Scarpetta watches Benton motion for the waiter to bring another bottle of wine.
She says, “Drew was a celebrity. From what I’ve been told, she was careful about strangers, didn’t like to be bothered.”
“Her drinking doesn’t make much sense,” Benton says.
“Chronic drinking doesn’t,” Scarpetta says. “You can look at these photographs and see she was extremely fit, lean, superb muscle development. If she’d become a heavy drinker, it would appear it hadn’t been going on long, and her recent success would indicate that as well. Again, we have to wonder if something recently had happened. Some emotional upheaval?”
“Depressed. Unstable. Abusing alcohol,” Benton says. “All making the person more vulnerable to a predator.”
“And that’s what I think happened,” Captain Poma says. “Randomness. An easy target. Alone at the Piazza di Spagna, where she encountered the gold-painted mime.”
The gold-painted mime performed as mimes do, and Drew dropped another coin into his cup, and he performed once more to her delight.
She refused to leave with her friends.

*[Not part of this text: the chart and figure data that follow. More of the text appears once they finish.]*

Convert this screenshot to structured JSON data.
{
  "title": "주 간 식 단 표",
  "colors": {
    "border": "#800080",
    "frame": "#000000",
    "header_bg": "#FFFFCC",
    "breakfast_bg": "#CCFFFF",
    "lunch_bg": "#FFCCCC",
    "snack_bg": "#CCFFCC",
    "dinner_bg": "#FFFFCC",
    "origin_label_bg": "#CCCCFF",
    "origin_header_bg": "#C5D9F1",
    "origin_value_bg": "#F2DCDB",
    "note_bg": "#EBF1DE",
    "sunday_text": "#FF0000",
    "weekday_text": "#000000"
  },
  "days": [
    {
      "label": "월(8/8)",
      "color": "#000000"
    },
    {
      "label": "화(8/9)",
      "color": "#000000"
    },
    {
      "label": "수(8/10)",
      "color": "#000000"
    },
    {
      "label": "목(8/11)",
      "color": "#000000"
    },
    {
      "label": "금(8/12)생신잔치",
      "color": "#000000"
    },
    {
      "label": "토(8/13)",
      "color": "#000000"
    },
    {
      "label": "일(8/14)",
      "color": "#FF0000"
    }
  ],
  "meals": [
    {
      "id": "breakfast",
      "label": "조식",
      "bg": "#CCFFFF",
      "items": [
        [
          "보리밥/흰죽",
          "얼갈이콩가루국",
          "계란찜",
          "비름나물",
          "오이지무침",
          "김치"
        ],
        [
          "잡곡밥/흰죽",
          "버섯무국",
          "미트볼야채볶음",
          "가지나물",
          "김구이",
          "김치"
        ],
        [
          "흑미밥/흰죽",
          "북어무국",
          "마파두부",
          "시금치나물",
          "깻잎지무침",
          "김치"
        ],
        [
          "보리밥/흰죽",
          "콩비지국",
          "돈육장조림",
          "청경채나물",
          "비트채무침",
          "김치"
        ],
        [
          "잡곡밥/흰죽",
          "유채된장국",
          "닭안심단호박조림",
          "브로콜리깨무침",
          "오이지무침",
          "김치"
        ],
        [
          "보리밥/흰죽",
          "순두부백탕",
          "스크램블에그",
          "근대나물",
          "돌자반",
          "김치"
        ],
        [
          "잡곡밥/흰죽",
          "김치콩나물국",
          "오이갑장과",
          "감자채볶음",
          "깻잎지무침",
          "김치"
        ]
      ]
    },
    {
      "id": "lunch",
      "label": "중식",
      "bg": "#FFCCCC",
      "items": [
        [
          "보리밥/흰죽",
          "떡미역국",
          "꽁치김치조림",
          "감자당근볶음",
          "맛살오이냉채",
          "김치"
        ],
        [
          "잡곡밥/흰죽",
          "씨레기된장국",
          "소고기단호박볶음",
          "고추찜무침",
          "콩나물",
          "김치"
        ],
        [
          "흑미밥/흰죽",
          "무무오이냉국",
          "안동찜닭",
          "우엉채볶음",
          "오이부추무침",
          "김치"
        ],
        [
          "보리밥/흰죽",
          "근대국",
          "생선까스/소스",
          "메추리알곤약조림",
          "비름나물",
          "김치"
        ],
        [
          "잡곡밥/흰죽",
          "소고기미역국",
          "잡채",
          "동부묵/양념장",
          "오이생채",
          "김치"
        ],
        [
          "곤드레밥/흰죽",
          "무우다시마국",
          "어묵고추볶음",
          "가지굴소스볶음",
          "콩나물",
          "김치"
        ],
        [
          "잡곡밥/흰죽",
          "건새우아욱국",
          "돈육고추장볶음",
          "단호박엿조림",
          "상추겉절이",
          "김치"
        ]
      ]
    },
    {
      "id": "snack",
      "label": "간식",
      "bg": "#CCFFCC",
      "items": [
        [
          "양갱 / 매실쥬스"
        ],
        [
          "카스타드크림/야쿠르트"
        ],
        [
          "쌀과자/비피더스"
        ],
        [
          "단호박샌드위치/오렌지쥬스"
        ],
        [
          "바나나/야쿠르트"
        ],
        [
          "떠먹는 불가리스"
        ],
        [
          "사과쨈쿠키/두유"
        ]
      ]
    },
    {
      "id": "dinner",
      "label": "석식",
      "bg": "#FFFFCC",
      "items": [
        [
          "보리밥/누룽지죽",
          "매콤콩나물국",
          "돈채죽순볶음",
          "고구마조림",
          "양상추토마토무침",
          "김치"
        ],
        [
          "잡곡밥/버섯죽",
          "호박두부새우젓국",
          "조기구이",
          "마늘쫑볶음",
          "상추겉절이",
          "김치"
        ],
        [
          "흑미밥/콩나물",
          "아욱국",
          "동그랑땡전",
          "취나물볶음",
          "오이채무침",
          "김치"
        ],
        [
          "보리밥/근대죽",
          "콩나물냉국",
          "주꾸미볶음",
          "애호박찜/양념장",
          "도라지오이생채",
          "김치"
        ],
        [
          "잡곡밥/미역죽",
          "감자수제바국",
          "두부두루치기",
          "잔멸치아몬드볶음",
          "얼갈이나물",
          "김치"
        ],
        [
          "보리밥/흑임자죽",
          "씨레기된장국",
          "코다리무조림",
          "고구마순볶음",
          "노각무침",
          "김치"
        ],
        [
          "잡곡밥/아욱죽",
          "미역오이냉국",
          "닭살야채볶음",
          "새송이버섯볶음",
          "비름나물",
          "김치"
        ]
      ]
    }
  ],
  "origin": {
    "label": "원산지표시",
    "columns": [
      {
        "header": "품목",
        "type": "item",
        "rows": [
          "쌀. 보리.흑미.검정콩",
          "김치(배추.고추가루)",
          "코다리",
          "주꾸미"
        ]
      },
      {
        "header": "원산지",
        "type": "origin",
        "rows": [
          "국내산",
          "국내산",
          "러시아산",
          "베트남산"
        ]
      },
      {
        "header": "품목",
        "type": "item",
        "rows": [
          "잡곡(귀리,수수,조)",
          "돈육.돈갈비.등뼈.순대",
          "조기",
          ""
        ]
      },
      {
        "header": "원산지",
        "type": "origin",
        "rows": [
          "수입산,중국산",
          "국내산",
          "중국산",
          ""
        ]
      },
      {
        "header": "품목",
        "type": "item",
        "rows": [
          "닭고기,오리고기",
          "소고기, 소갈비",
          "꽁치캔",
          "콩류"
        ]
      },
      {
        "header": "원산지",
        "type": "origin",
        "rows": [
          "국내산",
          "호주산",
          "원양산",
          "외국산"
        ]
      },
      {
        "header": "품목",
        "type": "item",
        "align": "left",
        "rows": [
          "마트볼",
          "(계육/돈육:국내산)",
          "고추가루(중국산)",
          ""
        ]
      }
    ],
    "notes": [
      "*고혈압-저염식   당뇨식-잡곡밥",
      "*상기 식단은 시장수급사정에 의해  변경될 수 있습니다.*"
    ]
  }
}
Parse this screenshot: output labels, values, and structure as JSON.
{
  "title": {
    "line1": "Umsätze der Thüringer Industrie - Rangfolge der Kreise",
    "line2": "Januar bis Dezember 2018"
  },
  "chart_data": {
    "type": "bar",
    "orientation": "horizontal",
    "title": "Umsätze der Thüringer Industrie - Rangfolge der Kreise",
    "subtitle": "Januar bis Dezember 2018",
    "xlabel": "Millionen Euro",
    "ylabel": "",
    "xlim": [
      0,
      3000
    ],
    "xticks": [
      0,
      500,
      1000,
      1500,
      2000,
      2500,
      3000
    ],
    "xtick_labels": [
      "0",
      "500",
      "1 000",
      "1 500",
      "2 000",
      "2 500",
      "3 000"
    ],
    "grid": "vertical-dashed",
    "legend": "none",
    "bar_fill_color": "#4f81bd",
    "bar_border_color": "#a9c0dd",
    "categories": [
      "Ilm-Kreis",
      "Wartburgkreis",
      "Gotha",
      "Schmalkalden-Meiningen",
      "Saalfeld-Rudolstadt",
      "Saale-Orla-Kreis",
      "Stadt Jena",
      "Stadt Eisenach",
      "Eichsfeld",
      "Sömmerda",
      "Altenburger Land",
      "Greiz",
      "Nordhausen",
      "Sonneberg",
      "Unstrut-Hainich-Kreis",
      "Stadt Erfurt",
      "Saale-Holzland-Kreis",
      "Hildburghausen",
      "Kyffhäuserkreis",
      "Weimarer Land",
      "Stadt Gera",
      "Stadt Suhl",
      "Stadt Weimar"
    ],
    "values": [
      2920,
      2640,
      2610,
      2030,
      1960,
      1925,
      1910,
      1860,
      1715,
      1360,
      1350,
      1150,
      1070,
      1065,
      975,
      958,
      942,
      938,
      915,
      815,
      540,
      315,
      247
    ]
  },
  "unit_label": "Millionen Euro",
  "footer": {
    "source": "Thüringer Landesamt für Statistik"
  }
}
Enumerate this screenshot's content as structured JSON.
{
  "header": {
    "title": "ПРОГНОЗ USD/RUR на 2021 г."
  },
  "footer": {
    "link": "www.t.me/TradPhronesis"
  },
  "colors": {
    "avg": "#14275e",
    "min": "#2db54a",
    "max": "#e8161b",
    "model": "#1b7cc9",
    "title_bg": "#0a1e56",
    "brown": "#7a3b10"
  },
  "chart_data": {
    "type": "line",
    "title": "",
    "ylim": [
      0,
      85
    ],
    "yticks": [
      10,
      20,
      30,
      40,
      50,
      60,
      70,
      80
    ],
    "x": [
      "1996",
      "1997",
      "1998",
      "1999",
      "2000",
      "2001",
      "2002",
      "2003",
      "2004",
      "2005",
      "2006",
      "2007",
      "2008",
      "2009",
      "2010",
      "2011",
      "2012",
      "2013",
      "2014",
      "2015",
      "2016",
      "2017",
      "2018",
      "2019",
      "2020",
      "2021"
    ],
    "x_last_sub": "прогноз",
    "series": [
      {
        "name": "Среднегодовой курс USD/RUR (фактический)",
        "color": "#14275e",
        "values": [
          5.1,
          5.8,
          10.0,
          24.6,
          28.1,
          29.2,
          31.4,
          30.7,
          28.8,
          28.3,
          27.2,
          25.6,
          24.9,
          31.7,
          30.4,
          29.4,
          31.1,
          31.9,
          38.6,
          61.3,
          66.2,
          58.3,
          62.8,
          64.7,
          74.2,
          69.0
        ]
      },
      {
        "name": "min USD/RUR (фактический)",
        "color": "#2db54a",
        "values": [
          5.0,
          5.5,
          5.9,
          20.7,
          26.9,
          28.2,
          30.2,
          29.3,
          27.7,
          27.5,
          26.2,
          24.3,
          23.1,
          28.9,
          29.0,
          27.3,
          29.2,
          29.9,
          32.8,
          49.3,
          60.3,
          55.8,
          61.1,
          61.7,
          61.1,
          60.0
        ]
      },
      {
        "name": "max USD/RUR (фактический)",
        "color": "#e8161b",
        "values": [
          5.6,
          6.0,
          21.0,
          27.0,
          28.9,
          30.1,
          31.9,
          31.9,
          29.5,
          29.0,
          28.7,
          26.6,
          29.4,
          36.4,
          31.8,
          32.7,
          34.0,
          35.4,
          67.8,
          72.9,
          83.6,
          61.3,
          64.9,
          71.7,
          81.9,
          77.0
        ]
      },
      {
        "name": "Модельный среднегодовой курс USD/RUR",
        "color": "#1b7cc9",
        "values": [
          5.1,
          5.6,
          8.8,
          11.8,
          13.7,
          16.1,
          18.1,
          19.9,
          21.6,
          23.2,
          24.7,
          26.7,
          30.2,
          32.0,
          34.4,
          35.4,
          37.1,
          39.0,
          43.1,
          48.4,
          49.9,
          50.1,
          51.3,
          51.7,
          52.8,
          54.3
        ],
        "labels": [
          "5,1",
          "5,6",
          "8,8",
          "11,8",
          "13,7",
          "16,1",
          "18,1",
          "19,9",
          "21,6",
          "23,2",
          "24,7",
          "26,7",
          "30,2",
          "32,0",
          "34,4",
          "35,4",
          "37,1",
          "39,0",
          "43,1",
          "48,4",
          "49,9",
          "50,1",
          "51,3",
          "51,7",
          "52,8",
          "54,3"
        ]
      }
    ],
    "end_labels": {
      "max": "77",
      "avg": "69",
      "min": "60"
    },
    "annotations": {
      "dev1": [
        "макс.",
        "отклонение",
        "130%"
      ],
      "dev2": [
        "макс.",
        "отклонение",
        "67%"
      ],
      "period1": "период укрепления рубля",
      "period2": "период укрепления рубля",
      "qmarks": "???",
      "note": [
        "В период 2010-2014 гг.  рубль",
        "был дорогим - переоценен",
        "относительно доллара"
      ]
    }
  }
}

The last thing she ever said to them was, “Beneath all that gold paint is a very handsome Italian.” The last thing her friends ever said to her was, “Don’t assume he’s Italian.” It was a valid comment, since mimes don’t speak.
She told her friends to go on, perhaps visit the shops of Via dei Condotti, and she promised to meet them at the Piazza Navona, at the fountain of rivers, where they waited and waited. They told Captain Poma they tasted free samples of crispy waffles made of eggs and farina and sugar, and giggled as Italian boys shot them with bubble guns, begging them to buy one. Instead, Drew’s friends got fake tattoos and encouraged street musicians to play American tunes on reed pipes. They admitted they had gotten somewhat drunk at lunch and were silly.
They described Drew as “a little drunk,” and said she was pretty but didn’t think she was. She assumed people stared because they recognized her, when often it was because of her good looks. “People who don’t watch tennis didn’t necessarily recognize her at all,” one of the friends told Captain Poma. “She just didn’t get how beautiful she was.”
Captain Poma talks on through their main course, and Benton, for the most part, drinks, and Scarpetta knows what he thinks — she should avoid the captain’s seductions, should somehow move out of range, which in truth would require nothing less than her leaving the table, if not the trattoria. Benton thinks the captain is full of shit, because it defies common sense that a medico legale would interview witnesses as if he is the lead detective in the case, and the captain never mentions the name of anyone else involved in the case. Benton forgets that Captain Poma is the Sherlock Holmes of Rome, or, more likely, Benton can’t stomach the thought, he is so jealous.